Please re-read that last sentence. The authors want us to believe that donor conception will rob the resulting child of both biological parents? This counsel is hypocritical, manipulative, and ridiculous.
Adoption, the report's favoured solution, often deprives the adopted child of 'sharing a life' with both biological parents, especially in cases of international adoption where children have little or no hope of ever reconnecting. Contrast with donor conception, where in most cases the child will 'share a life with at least one' biological parent. It is plainly hypocritical for Marquardt to condemn donor conception for severing biological ties while at the same time praising adoption as a 'good, positive, and vital institution'.
The wording of this recommendation is manipulative. It is no wonder the above sentence requires multiple readings, because it works too hard to weigh down its subject in emotional lading.
The report's suggested alternatives belittle the emotional suffering infertile couples face. This adoption-instead-of-donor-conception agenda too easily dismisses the mother's natural drive to birth and suckle her own. This counsel batters the reader with the implied pleading to choose anything other than donor conception.
Having reached a distorted, fever pitch with the bullying, the report surmounts another emotional peak with its scare tactics. On the final page of the main report, in the recommendations addressed to 'all of us', the report invokes genetic engineering and human-animal hybrids.

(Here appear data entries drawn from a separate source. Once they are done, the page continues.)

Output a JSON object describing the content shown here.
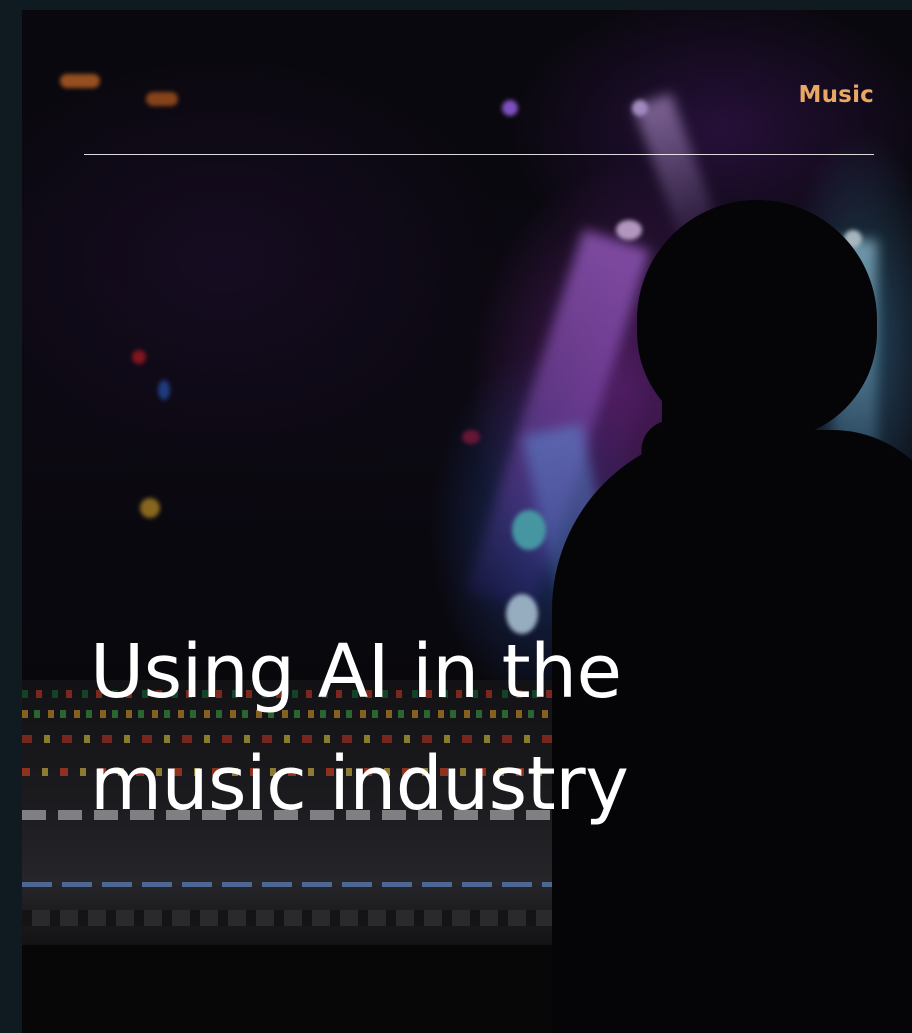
{
  "card": {
    "category": "Music",
    "title_line_1": "Using AI in the",
    "title_line_2": "music industry",
    "background_image": "concert-mixing-desk-silhouette"
  },
  "colors": {
    "category": "#e9a764",
    "title": "#ffffff",
    "divider": "#ffffff",
    "frame": "#0f1b21"
  }
}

Introducing a new topic in one's conclusion is generally considered poor writing. But this invocation of highly-controversial issues at the final moment appears carefully calculated to paint the entire subject with borrowed controversy.
Toward its close the report asks the reader: 'Does a good society intentionally create children in this way?' Again, the phrasing is laden with false dichotomy and innuendo. Allow me to propose an alternate question, 'Do good people intentionally report in this way?' In both cases, the answer is almost certainly 'yes'.
To the report's question, I consider it good if society creates safeguards so donor conception is practiced in the best interests of the child, but does not bar would-be parents from this approach to family building.
To my question, I…well…the reader is welcome to consider how the answer to my question could be 'yes'.